Extrinsic Parameters

The extrinsic parameters transform 3D points X in world coordinates into 3D points in camera coordinates X' = R * X + t. This transformation can also be applied using homogeneous coordinates X' = (R|t) * X where (R|t) is a 3x4 matrix. The translation vector is computed from the known camera center as t = -R * c. The camera center is computed from the known translation as c = -R-1 * t. The inverse of R can be obtained by transposing R (only if R is a proper rotation matrix). To transform a point in camera coordinates to world coordinates, the inverse world-to-camera, or camera-to-world, transformation is applied: X = R-1 * X' - R-1 * t.

Intrinsic Parameters

The calibration matrix is composed of the focal length of the camera, the principal point of the image plane, and the pixel aspect ratio. The focal length is normalized in the following way: Suppose the longer side of the image plane has length 1 in 3D space. Then the normalized focal length is the orthogonal distance from the camera center to the image plane. For example, the normalized focal length of a 35mm lens projecting on a 35mm sensor is 1.

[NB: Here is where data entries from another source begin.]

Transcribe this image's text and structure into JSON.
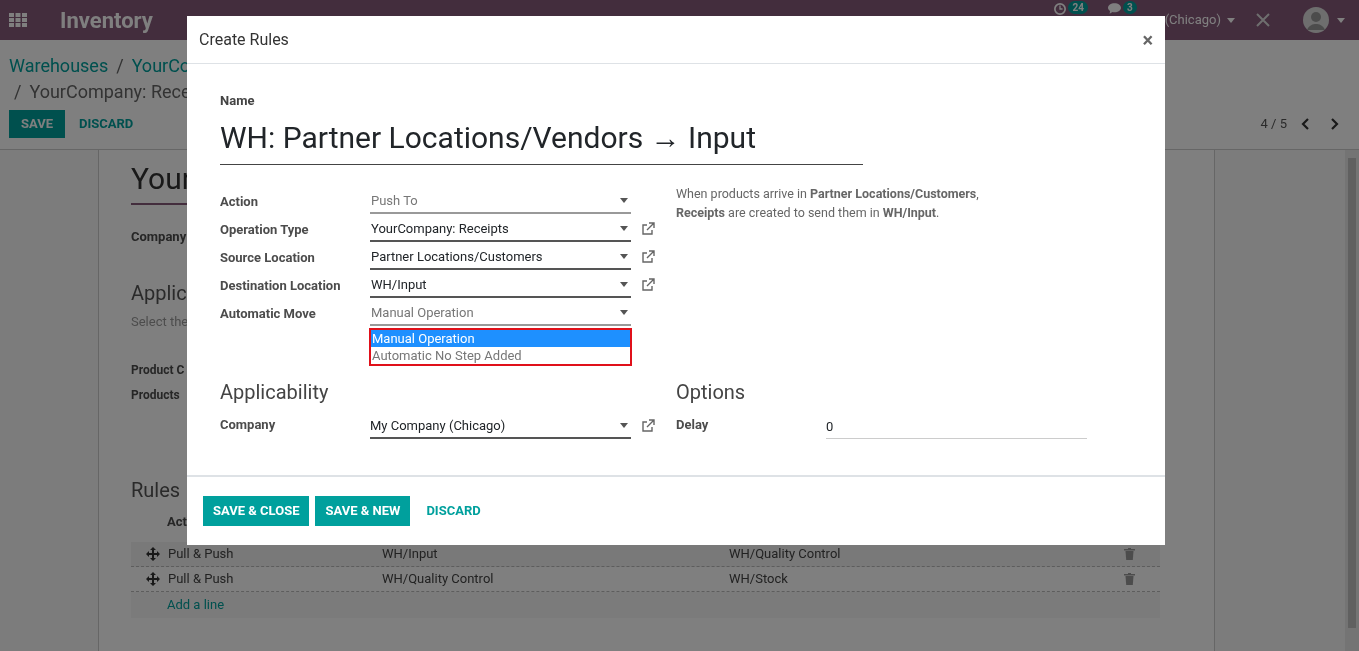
{
  "navbar": {
    "app_title": "Inventory",
    "activity_count": "24",
    "message_count": "3",
    "company": "(Chicago)"
  },
  "breadcrumb": {
    "separator": "/",
    "items": [
      "Warehouses",
      "YourCo",
      "YourCompany: Rece"
    ]
  },
  "form_buttons": [
    {
      "label": "SAVE",
      "kind": "primary"
    },
    {
      "label": "DISCARD",
      "kind": "link"
    }
  ],
  "pager": "4 / 5",
  "sheet": {
    "title": "Your",
    "company_label": "Company",
    "section_title": "Applic",
    "section_hint": "Select the",
    "product_labels": [
      "Product C",
      "Products"
    ],
    "rules_title": "Rules",
    "rules_header": "Act",
    "rules": [
      {
        "action": "Pull & Push",
        "source": "WH/Input",
        "destination": "WH/Quality Control"
      },
      {
        "action": "Pull & Push",
        "source": "WH/Quality Control",
        "destination": "WH/Stock"
      }
    ],
    "add_line": "Add a line"
  },
  "dialog": {
    "title": "Create Rules",
    "close": "×",
    "name_label": "Name",
    "name": "WH: Partner Locations/Vendors → Input",
    "fields": [
      {
        "label": "Action",
        "value": "Push To",
        "kind": "selection"
      },
      {
        "label": "Operation Type",
        "value": "YourCompany: Receipts",
        "kind": "many2one"
      },
      {
        "label": "Source Location",
        "value": "Partner Locations/Customers",
        "kind": "many2one"
      },
      {
        "label": "Destination Location",
        "value": "WH/Input",
        "kind": "many2one"
      },
      {
        "label": "Automatic Move",
        "value": "Manual Operation",
        "kind": "selection",
        "options": [
          {
            "label": "Manual Operation",
            "selected": true
          },
          {
            "label": "Automatic No Step Added",
            "selected": false
          }
        ]
      }
    ],
    "help_text": "When products arrive in **Partner Locations/Customers**, **Receipts** are created to send them in **WH/Input**.",
    "applicability": {
      "title": "Applicability",
      "company_label": "Company",
      "company": "My Company (Chicago)"
    },
    "options": {
      "title": "Options",
      "delay_label": "Delay",
      "delay": "0"
    },
    "buttons": [
      {
        "label": "SAVE & CLOSE",
        "kind": "primary"
      },
      {
        "label": "SAVE & NEW",
        "kind": "primary"
      },
      {
        "label": "DISCARD",
        "kind": "link"
      }
    ]
  }
}
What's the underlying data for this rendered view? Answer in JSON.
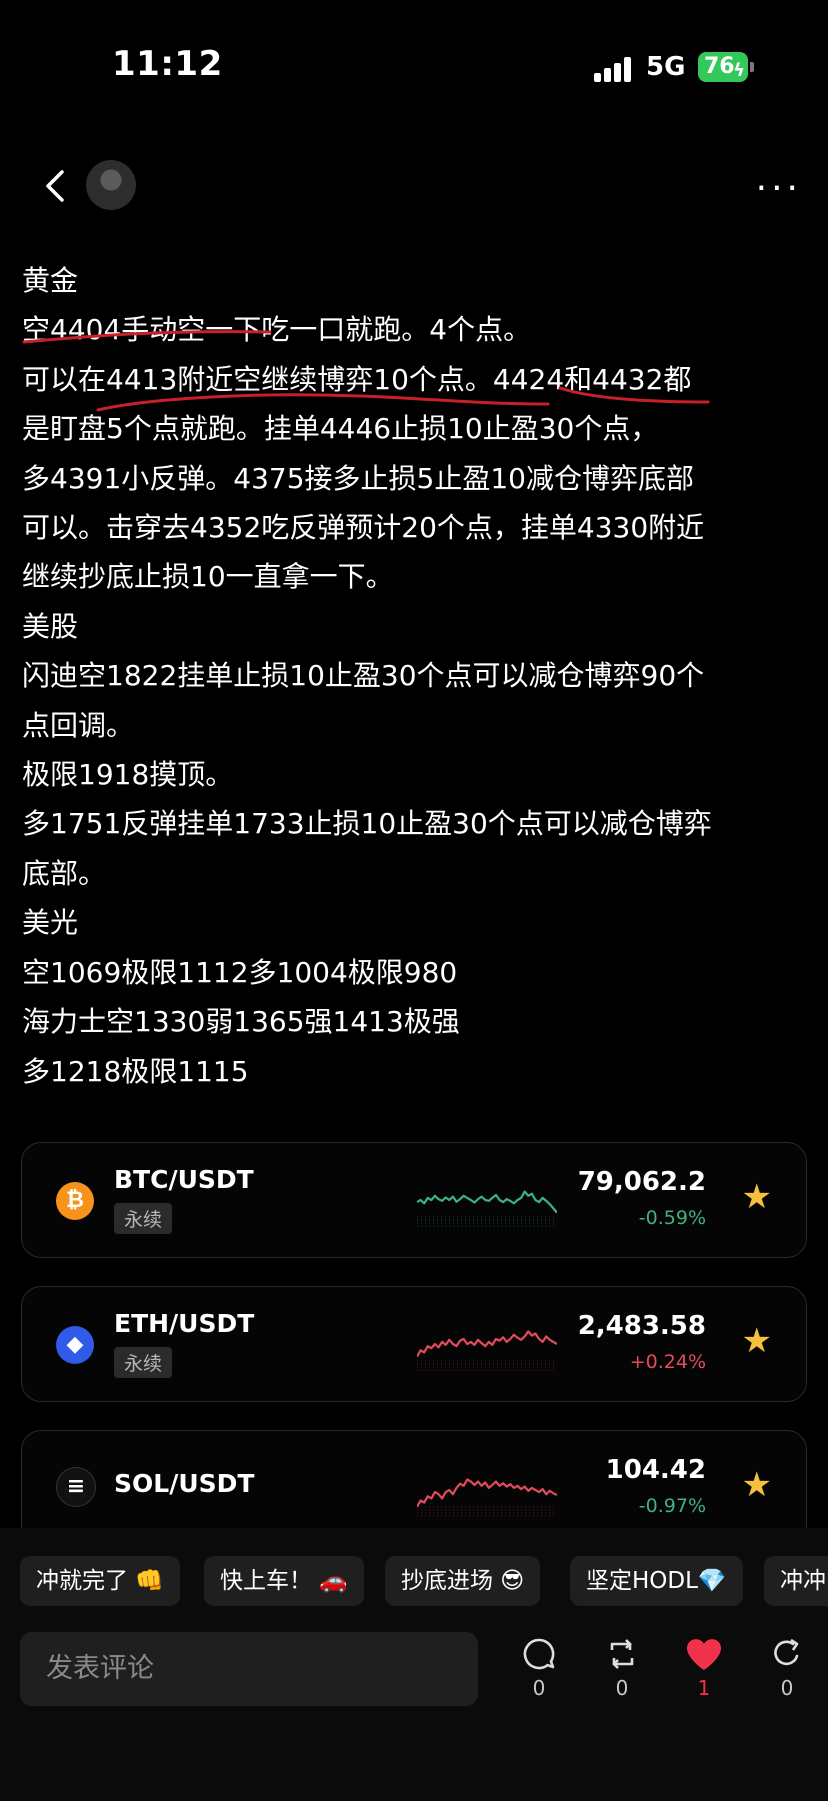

TODO: Insert illustration how the normalized focal length is defined.

For a 3D point X' in camera coordinates, the projection on the image plane is computed as x = p(K * X') where p(x') is a function that performs the central projection, i.e. divides by the third coordinate in order to get a point on the image plane at distance 1 from the camera center.

TODO: Insert illustration how 3D points are projected on the image plane.

The calibration matrix K can directly be defined such that image coordinates are obtained. This is done by scaling the focal length with the largest dimension, i.e. with max(width, height), and setting the principal point to width / 2 and height / 2 respectively. This yields continuous coordinates on the image plane between (0,0) and (width, height). The center of pixel (0,0) is at (0.5, 0.5), i.e. the obtained coordinates on the image plane need to be subtracted by (0.5, 0.5) to obtain pixel coordinates.